An increase in circulating CD45R0⁺CD62L⁺ CD4 central memory T-cells was associated with a faster decline in C-peptide levels in the placebo group. In contrast, expansion of naive (CD45R0⁻CD62L⁺) CD4 T-cells and a decline in CD45R0⁺CD62L⁺ CD4 T-cells was seen in the abatacept-treated group, which was associated with a significantly slower rate of C-peptide decline. This finding was no longer observed 6 months after the last abatacept treatment. Also, an increase in the number of circulating CD4⁺ T-cells and CD4⁺ /naive CD4 T-cells ratio during a preceding visit were significantly associated with subsequent decline in C-peptide values, which was altered by abatacept treatment.

Conclusion

Costimulation blockade with abatacept decreases CD45R0⁺CD62L⁺ CD4⁺ T-cells, which is associated with a decrease in C-peptide decline.

Comment

Novel and valid biomarkers of both β-cell health and decline, the identification of responders as well as of the autoimmune process itself culminating in T1D are critically needed. Orban et al. previously reported that continuous 24-month costimulation blockade by abatacept significantly slows the decline of β-cell function after diagnosis (11). They subsequently evaluated peripheral blood immune cell subsets (CD4, CD8-naive, memory and activated subsets, myeloid and plasmacytoid dendritic cells, monocytes, B lymphocytes, CD4⁺CD25^high regulatory T-cells, and invariant NK T-cells) by flow cytometry at baseline, 3, 6, 12, 24, and 30 months after treatment and observed the expansion of naive (CD45R0⁻CD62L⁺) CD4 T-cells in association with a significantly slower rate of C-peptide decline. Interestingly, in the placebo group, an increase in central memory (CM) CD4 T-cells (CD4⁺CD45R0⁺CD62L⁺) was significantly associated with C-peptide decline at the subsequent visit.
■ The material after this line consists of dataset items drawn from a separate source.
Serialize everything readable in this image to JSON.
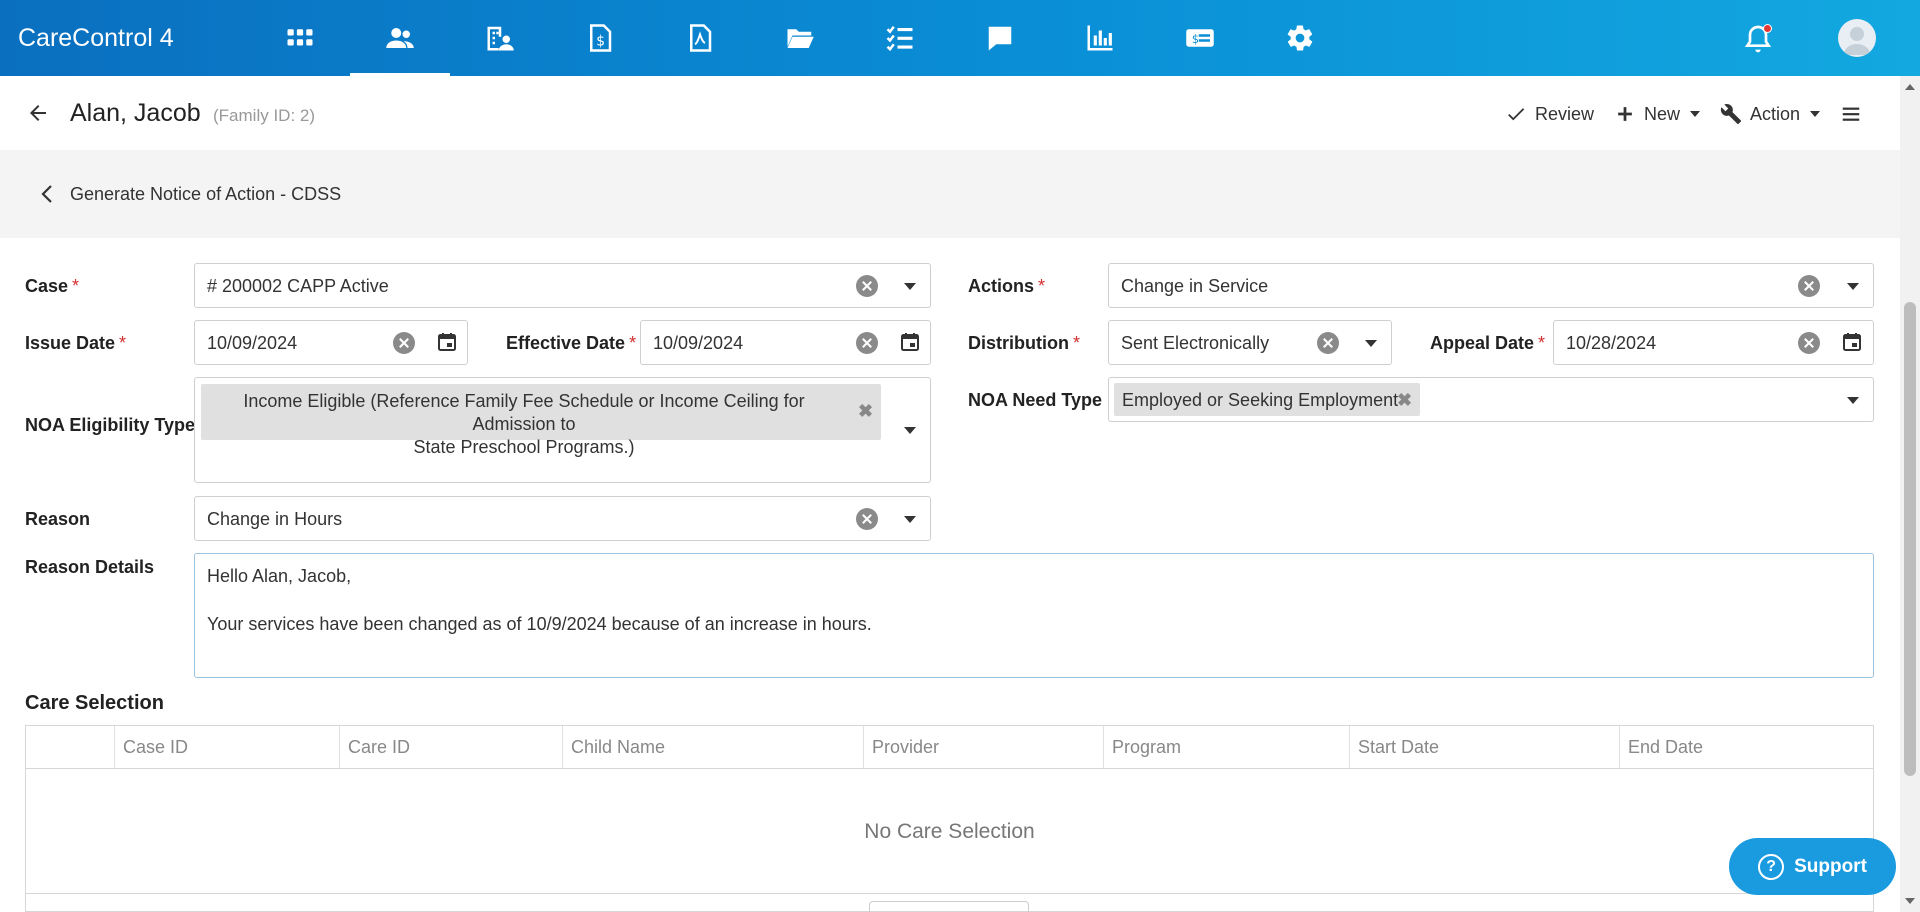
{
  "app": {
    "title": "CareControl 4"
  },
  "nav": {
    "icons": [
      "apps-grid-icon",
      "people-icon",
      "building-icon",
      "invoice-icon",
      "document-icon",
      "folder-icon",
      "checklist-icon",
      "chat-icon",
      "bar-chart-icon",
      "payment-card-icon",
      "gear-icon"
    ],
    "active": "people-icon"
  },
  "header": {
    "name": "Alan, Jacob",
    "family_id": "(Family ID: 2)",
    "review": "Review",
    "new": "New",
    "action": "Action"
  },
  "breadcrumb": {
    "title": "Generate Notice of Action - CDSS"
  },
  "form": {
    "case": {
      "label": "Case",
      "value": "# 200002 CAPP  Active"
    },
    "actions": {
      "label": "Actions",
      "value": "Change in Service"
    },
    "issue_date": {
      "label": "Issue Date",
      "value": "10/09/2024"
    },
    "effective_date": {
      "label": "Effective Date",
      "value": "10/09/2024"
    },
    "distribution": {
      "label": "Distribution",
      "value": "Sent Electronically"
    },
    "appeal_date": {
      "label": "Appeal Date",
      "value": "10/28/2024"
    },
    "eligibility": {
      "label": "NOA Eligibility Type",
      "chip_line1": "Income Eligible (Reference Family Fee Schedule or Income Ceiling for Admission to",
      "chip_line2": "State Preschool Programs.)"
    },
    "need": {
      "label": "NOA Need Type",
      "chip": "Employed or Seeking Employment"
    },
    "reason": {
      "label": "Reason",
      "value": "Change in Hours"
    },
    "reason_details": {
      "label": "Reason Details",
      "line1": "Hello Alan, Jacob,",
      "line2": "Your services have been changed as of 10/9/2024 because of an increase in hours."
    },
    "required_mark": "*",
    "chip_remove": "✖"
  },
  "care_selection": {
    "title": "Care Selection",
    "columns": [
      "Case ID",
      "Care ID",
      "Child Name",
      "Provider",
      "Program",
      "Start Date",
      "End Date"
    ],
    "empty": "No Care Selection"
  },
  "support": {
    "label": "Support",
    "glyph": "?"
  },
  "colors": {
    "nav_start": "#0a6fbf",
    "nav_end": "#13a8e0",
    "required": "#d32f2f",
    "support": "#1a9be0"
  }
}
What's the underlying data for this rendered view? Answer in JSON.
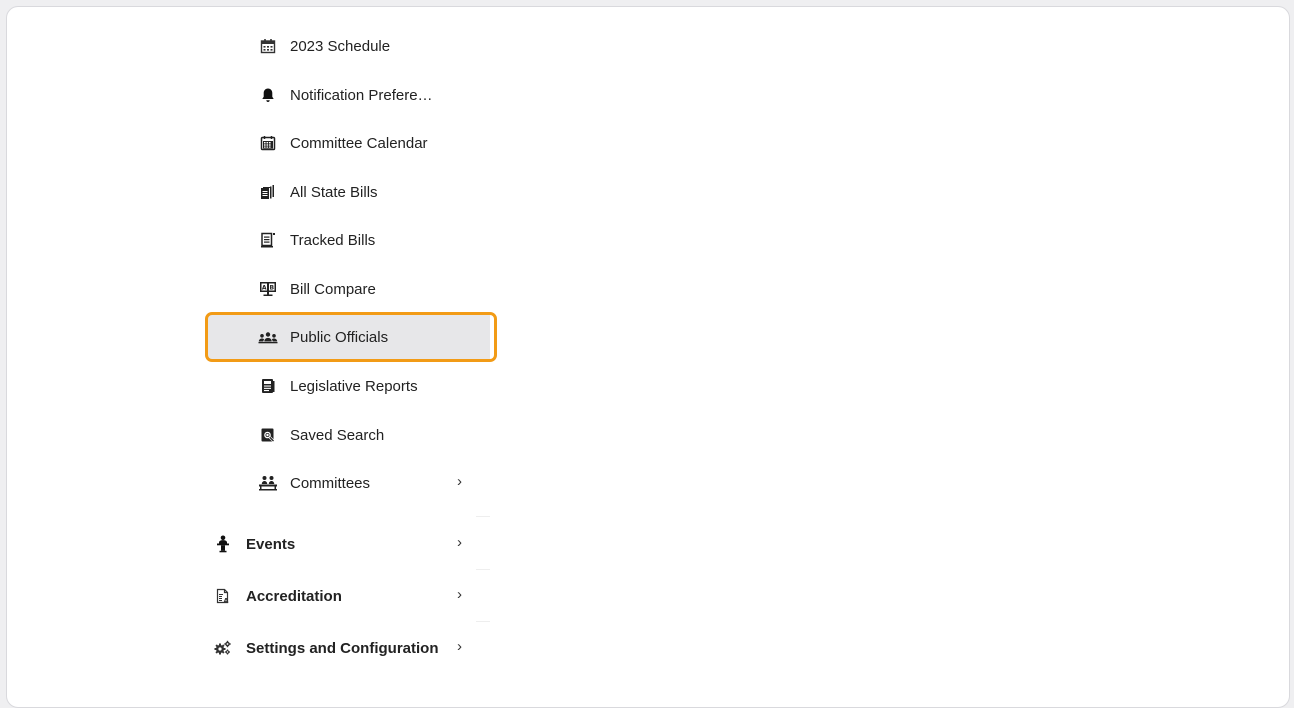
{
  "menu": {
    "items": [
      {
        "label": "2023 Schedule",
        "icon": "calendar-icon"
      },
      {
        "label": "Notification Prefere…",
        "icon": "bell-icon"
      },
      {
        "label": "Committee Calendar",
        "icon": "calendar-grid-icon"
      },
      {
        "label": "All State Bills",
        "icon": "documents-stack-icon"
      },
      {
        "label": "Tracked Bills",
        "icon": "document-tracked-icon"
      },
      {
        "label": "Bill Compare",
        "icon": "compare-ab-icon"
      },
      {
        "label": "Public Officials",
        "icon": "people-group-icon",
        "active": true
      },
      {
        "label": "Legislative Reports",
        "icon": "report-icon"
      },
      {
        "label": "Saved Search",
        "icon": "saved-search-icon"
      },
      {
        "label": "Committees",
        "icon": "committee-icon",
        "chevron": "›"
      }
    ],
    "sections": [
      {
        "label": "Events",
        "icon": "speaker-podium-icon",
        "chevron": "›"
      },
      {
        "label": "Accreditation",
        "icon": "accreditation-doc-icon",
        "chevron": "›"
      },
      {
        "label": "Settings and Configuration",
        "icon": "gears-icon",
        "chevron": "›"
      }
    ]
  },
  "colors": {
    "highlight": "#f29b16",
    "active_bg": "#e7e7e9"
  }
}
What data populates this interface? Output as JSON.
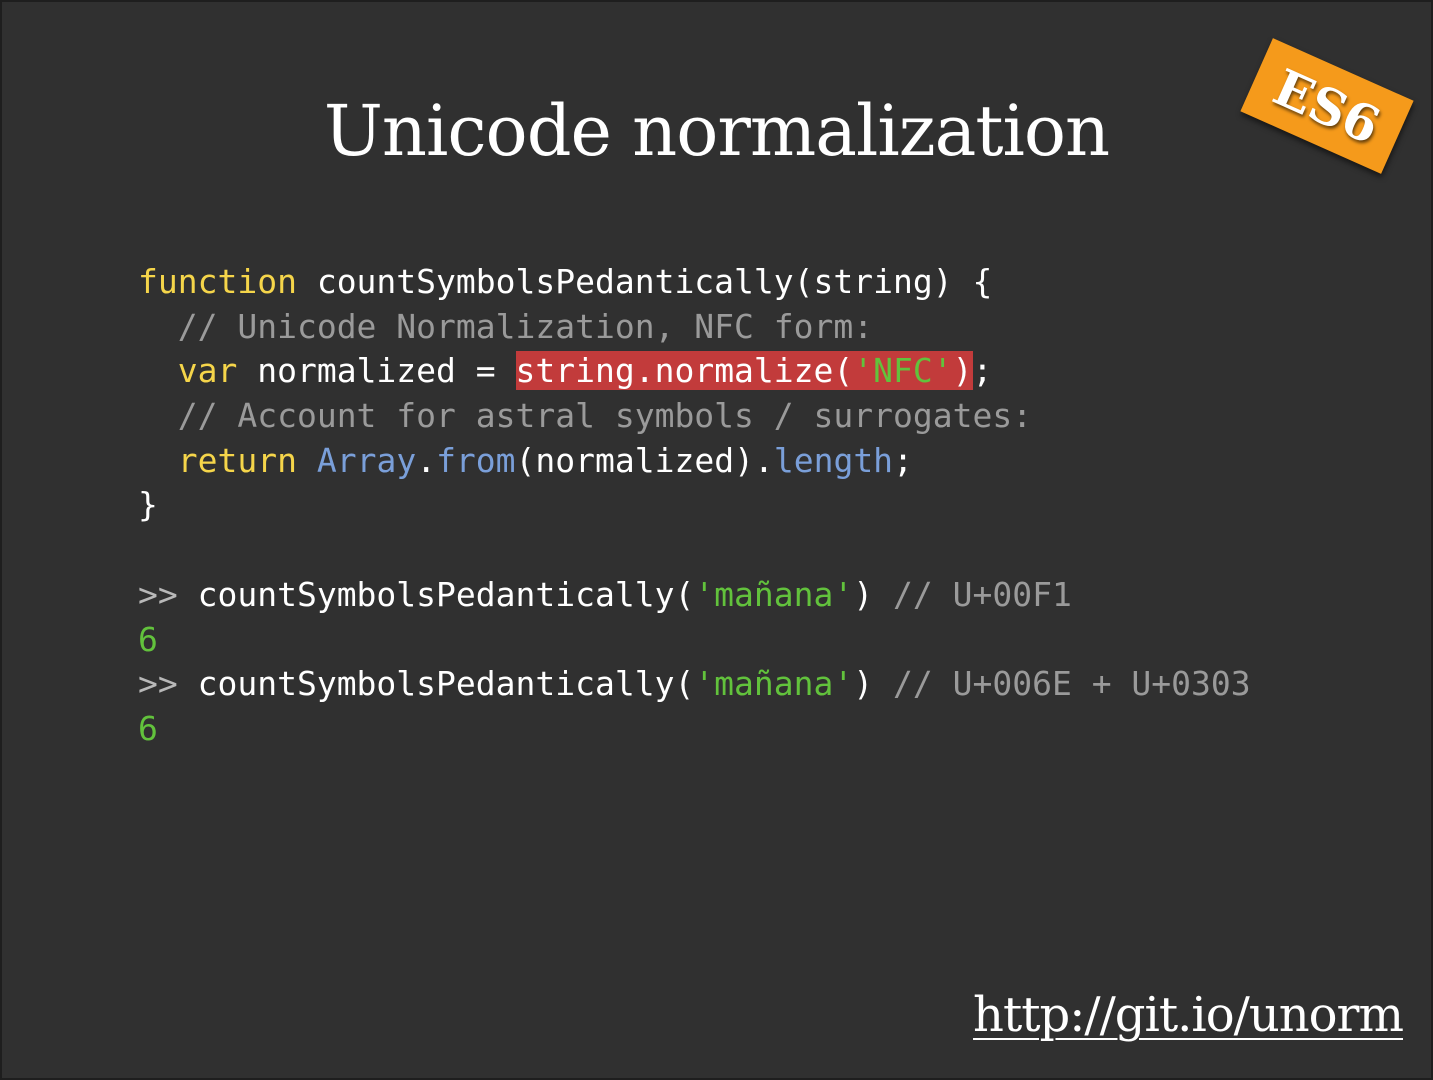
{
  "slide": {
    "title": "Unicode normalization",
    "badge": "ES6",
    "link": "http://git.io/unorm"
  },
  "code": {
    "l1_kw": "function",
    "l1_rest": " countSymbolsPedantically(string) {",
    "l2_comment": "// Unicode Normalization, NFC form:",
    "l3_kw": "var",
    "l3_mid": " normalized = ",
    "l3_hl_a": "string.normalize(",
    "l3_hl_str": "'NFC'",
    "l3_hl_b": ")",
    "l3_end": ";",
    "l4_comment": "// Account for astral symbols / surrogates:",
    "l5_kw": "return",
    "l5_array": "Array",
    "l5_dot1": ".",
    "l5_from": "from",
    "l5_args": "(normalized)",
    "l5_dot2": ".",
    "l5_length": "length",
    "l5_end": ";",
    "l6": "}"
  },
  "console": {
    "prompt": ">>",
    "call1_fn": " countSymbolsPedantically(",
    "call1_arg": "'mañana'",
    "call1_close": ") ",
    "call1_comment": "// U+00F1",
    "result1": "6",
    "call2_fn": " countSymbolsPedantically(",
    "call2_arg": "'mañana'",
    "call2_close": ") ",
    "call2_comment": "// U+006E + U+0303",
    "result2": "6"
  },
  "colors": {
    "background": "#303030",
    "keyword": "#f5d54a",
    "comment": "#9a9a9a",
    "builtin": "#7a9fd9",
    "string": "#62c23c",
    "highlight": "#c23b3b",
    "badge": "#f59a1b"
  }
}
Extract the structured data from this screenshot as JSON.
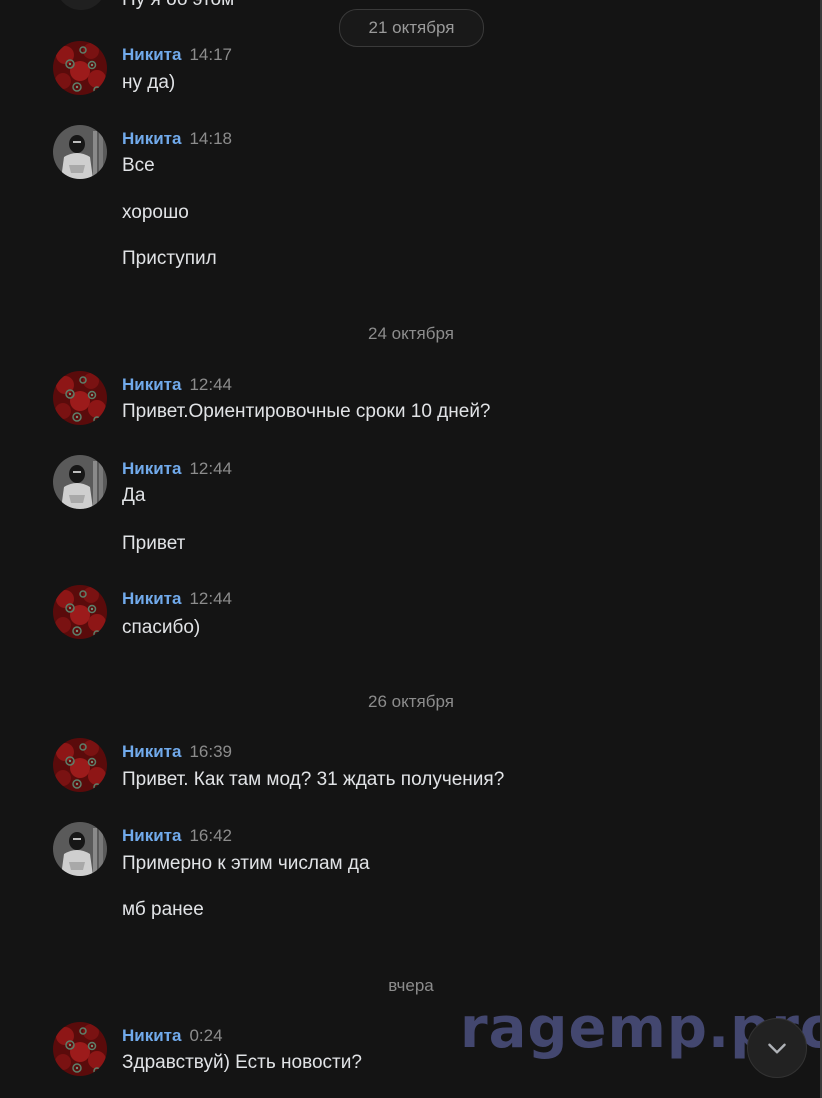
{
  "top_partial_text": "Ну я об этом",
  "current_date_pill": "21 октября",
  "date_separators": [
    "24 октября",
    "26 октября",
    "вчера"
  ],
  "messages": [
    {
      "author": "Никита",
      "time": "14:17",
      "avatar": "red-pattern-avatar",
      "lines": [
        "ну да)"
      ]
    },
    {
      "author": "Никита",
      "time": "14:18",
      "avatar": "hooded-person-avatar",
      "lines": [
        "Все",
        "хорошо",
        "Приступил"
      ]
    },
    {
      "author": "Никита",
      "time": "12:44",
      "avatar": "red-pattern-avatar",
      "lines": [
        "Привет.Ориентировочные сроки 10 дней?"
      ]
    },
    {
      "author": "Никита",
      "time": "12:44",
      "avatar": "hooded-person-avatar",
      "lines": [
        "Да",
        "Привет"
      ]
    },
    {
      "author": "Никита",
      "time": "12:44",
      "avatar": "red-pattern-avatar",
      "lines": [
        "спасибо)"
      ]
    },
    {
      "author": "Никита",
      "time": "16:39",
      "avatar": "red-pattern-avatar",
      "lines": [
        "Привет. Как там мод? 31 ждать получения?"
      ]
    },
    {
      "author": "Никита",
      "time": "16:42",
      "avatar": "hooded-person-avatar",
      "lines": [
        "Примерно к этим числам да",
        "мб ранее"
      ]
    },
    {
      "author": "Никита",
      "time": "0:24",
      "avatar": "red-pattern-avatar",
      "lines": [
        "Здравствуй) Есть новости?"
      ]
    }
  ],
  "watermark": "ragemp.pro",
  "scroll_down_icon": "chevron-down-icon",
  "colors": {
    "background": "#141414",
    "author": "#71aaeb",
    "text": "#e1e3e6",
    "muted": "#8c8c8c"
  }
}
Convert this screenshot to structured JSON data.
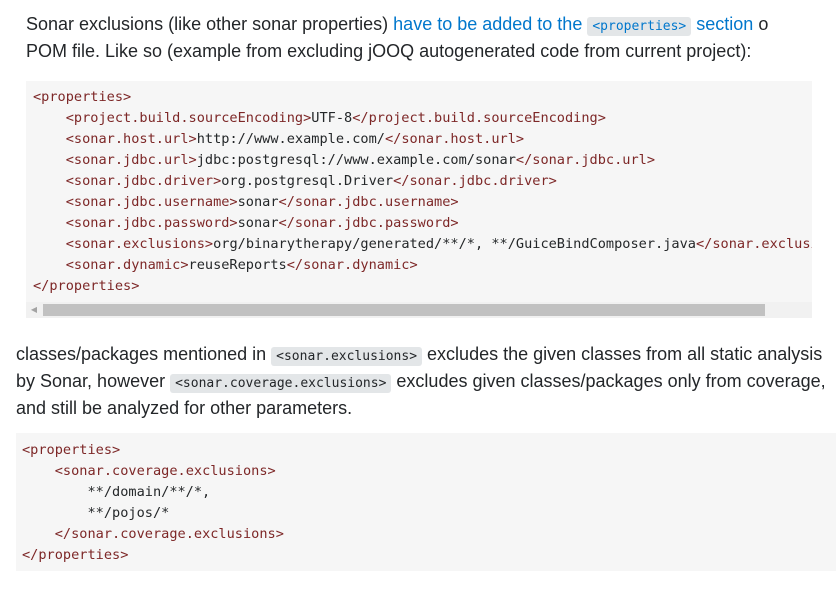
{
  "para1": {
    "pre": "Sonar exclusions (like other sonar properties) ",
    "link_text": "have to be added to the ",
    "link_code": "<properties>",
    "link_tail": " section",
    "after_link": " o",
    "line2": "POM file. Like so (example from excluding jOOQ autogenerated code from current project):"
  },
  "code1": {
    "lines": [
      "<properties>",
      "    <project.build.sourceEncoding>UTF-8</project.build.sourceEncoding>",
      "    <sonar.host.url>http://www.example.com/</sonar.host.url>",
      "    <sonar.jdbc.url>jdbc:postgresql://www.example.com/sonar</sonar.jdbc.url>",
      "    <sonar.jdbc.driver>org.postgresql.Driver</sonar.jdbc.driver>",
      "    <sonar.jdbc.username>sonar</sonar.jdbc.username>",
      "    <sonar.jdbc.password>sonar</sonar.jdbc.password>",
      "    <sonar.exclusions>org/binarytherapy/generated/**/*, **/GuiceBindComposer.java</sonar.exclusions>",
      "    <sonar.dynamic>reuseReports</sonar.dynamic>",
      "</properties>"
    ]
  },
  "para2": {
    "t1": "classes/packages mentioned in ",
    "c1": "<sonar.exclusions>",
    "t2": " excludes the given classes from all static analysis by Sonar, however ",
    "c2": "<sonar.coverage.exclusions>",
    "t3": " excludes given classes/packages only from coverage, and still be analyzed for other parameters."
  },
  "code2": {
    "lines": [
      "<properties>",
      "    <sonar.coverage.exclusions>",
      "        **/domain/**/*,",
      "        **/pojos/*",
      "    </sonar.coverage.exclusions>",
      "</properties>"
    ]
  },
  "colors": {
    "tag": "#7d2727",
    "text": "#242729",
    "link": "#0077cc",
    "code_bg": "#f6f6f6",
    "inline_code_bg": "#e3e6e8"
  },
  "icons": {
    "scroll_left": "triangle-left-icon"
  }
}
Although these are among the first immunological biomarkers correlating with C-peptide level decline in patients with T1D, what remains to be determined are (1) the functional significance of such changes, (2) whether these observed changes and correlation with C-peptide loss will be observed with other interventions and therefore prove to be reliable biomarkers, and (3) whether reversing these findings may alter the course of the disease. Clearly, more validation studies are required.

Conclusion

In the past 5 years, more than 15 intervention studies at different stages of the disease process have been reported. Where possible benefit has been demonstrated, the therapies have been expanded to studies in larger or different populations. These include primary prevention studies (TRIGR) and secondary prevention trials (TrialNet oral insulin, teplizumab, and abatacept studies) while the remainder are in recent onset T1D subjects. The majority of these studies employ single immunomodulatory agents. Based on experience with other autoimmune diseases, cancer, and some of the studies reported herein, a combination of immunomodulatory agents is mostly likely to interdict the disease process. A better understanding of the precise mechanisms leading to the disease is critical to the development of better therapies. Hopefully studies such as The Environmental Determinants of Diabetes in the Young (TEDDY) and Network for Pancreatic Organ Donors (nPOD) will soon enlighten such mechanisms.